Para un observador medio los veraneantes, de entonces, se distinguían por su manera de vestir: polo y pantalón comprados en rebajas y zapatos de piel de cocodrilo, por no hablar de las insignes minifaldas de los años 70 ¡auténtico furor entre el paisanaje! ¿O piensan los jovencitos que sus abuelas no las traían? ¡Pues sí, y hay que ver qué bien les quedaban!
Pero quizás lo que más llamaba nuestra atención eran los olores que se gastaban que podría ser por las colonias que utilizaban. Además, probablemente, tendríamos activado el sentido olfativo en grado sumo, ¡digo yo!, pues estábamos acostumbrados al hedor del cuito (estiércol), a cabras, vacas y ovejas, ¡a naturaleza viva!, mientras la higiene era casi una petulante obscenidad más allá de en verano y aun con el agua fría hacerle una visita al río, por lo que el buen olor llegaba a nuestra nariz cual maná de alborada.

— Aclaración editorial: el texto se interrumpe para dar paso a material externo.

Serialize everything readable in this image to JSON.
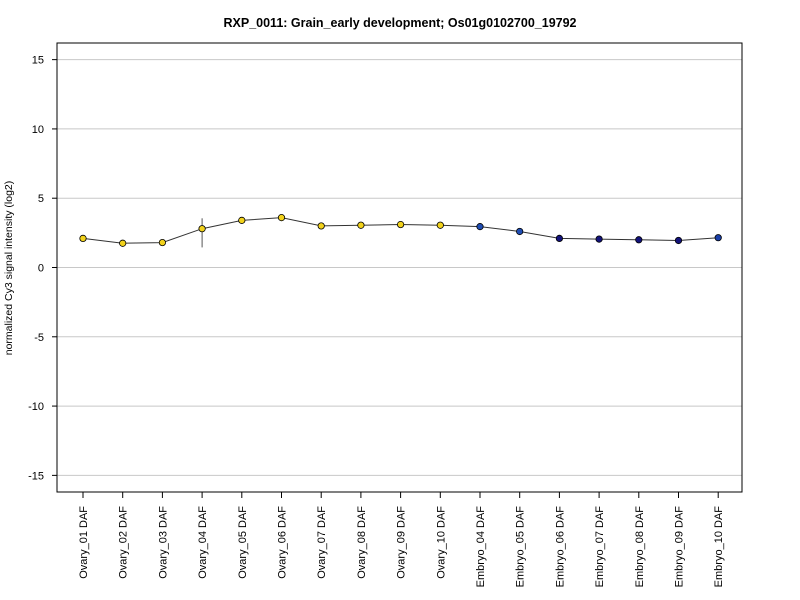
{
  "chart_data": {
    "type": "line",
    "title": "RXP_0011: Grain_early development; Os01g0102700_19792",
    "xlabel": "",
    "ylabel": "normalized Cy3 signal intensity (log2)",
    "ylim": [
      -16.2,
      16.2
    ],
    "yticks": [
      -15,
      -10,
      -5,
      0,
      5,
      10,
      15
    ],
    "grid": true,
    "categories": [
      "Ovary_01 DAF",
      "Ovary_02 DAF",
      "Ovary_03 DAF",
      "Ovary_04 DAF",
      "Ovary_05 DAF",
      "Ovary_06 DAF",
      "Ovary_07 DAF",
      "Ovary_08 DAF",
      "Ovary_09 DAF",
      "Ovary_10 DAF",
      "Embryo_04 DAF",
      "Embryo_05 DAF",
      "Embryo_06 DAF",
      "Embryo_07 DAF",
      "Embryo_08 DAF",
      "Embryo_09 DAF",
      "Embryo_10 DAF"
    ],
    "values": [
      2.1,
      1.75,
      1.8,
      2.8,
      3.4,
      3.6,
      3.0,
      3.05,
      3.1,
      3.05,
      2.95,
      2.6,
      2.1,
      2.05,
      2.0,
      1.95,
      2.15
    ],
    "error_low": [
      2.0,
      1.55,
      1.7,
      1.45,
      3.25,
      3.5,
      2.9,
      2.85,
      2.95,
      2.9,
      2.85,
      2.5,
      2.0,
      1.9,
      1.9,
      1.85,
      2.05
    ],
    "error_high": [
      2.2,
      1.95,
      1.9,
      3.55,
      3.55,
      3.7,
      3.1,
      3.25,
      3.25,
      3.2,
      3.05,
      2.7,
      2.2,
      2.2,
      2.1,
      2.05,
      2.25
    ],
    "point_colors": [
      "#f2d21b",
      "#f2d21b",
      "#f2d21b",
      "#f2d21b",
      "#f2d21b",
      "#f2d21b",
      "#f2d21b",
      "#f2d21b",
      "#f2d21b",
      "#f2d21b",
      "#1f4db3",
      "#1f4db3",
      "#12127a",
      "#12127a",
      "#12127a",
      "#12127a",
      "#1a3fa8"
    ],
    "line_color": "#333333",
    "grid_color": "#c8c8c8"
  }
}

Y hablemos de las fiestas en los pueblos, ¡lo más de lo más!, que era cuando el paisanaje intentaba estrenar una prenda, a la vez que lucía un reciente corte de pelo hecho por algún vecino, y bronceado agrícola o ganadero desemejante, ya que las mujeres tapaban la cara con un pañuelo y los hombres iban tocados por boina o sombrero de paja. Fiestas a las que acudíamos muchos, sí, pero sin llegar a ser «congregaciones de muchedumbre», que decía el rey Fernando VI allá por el año 1751. Salud.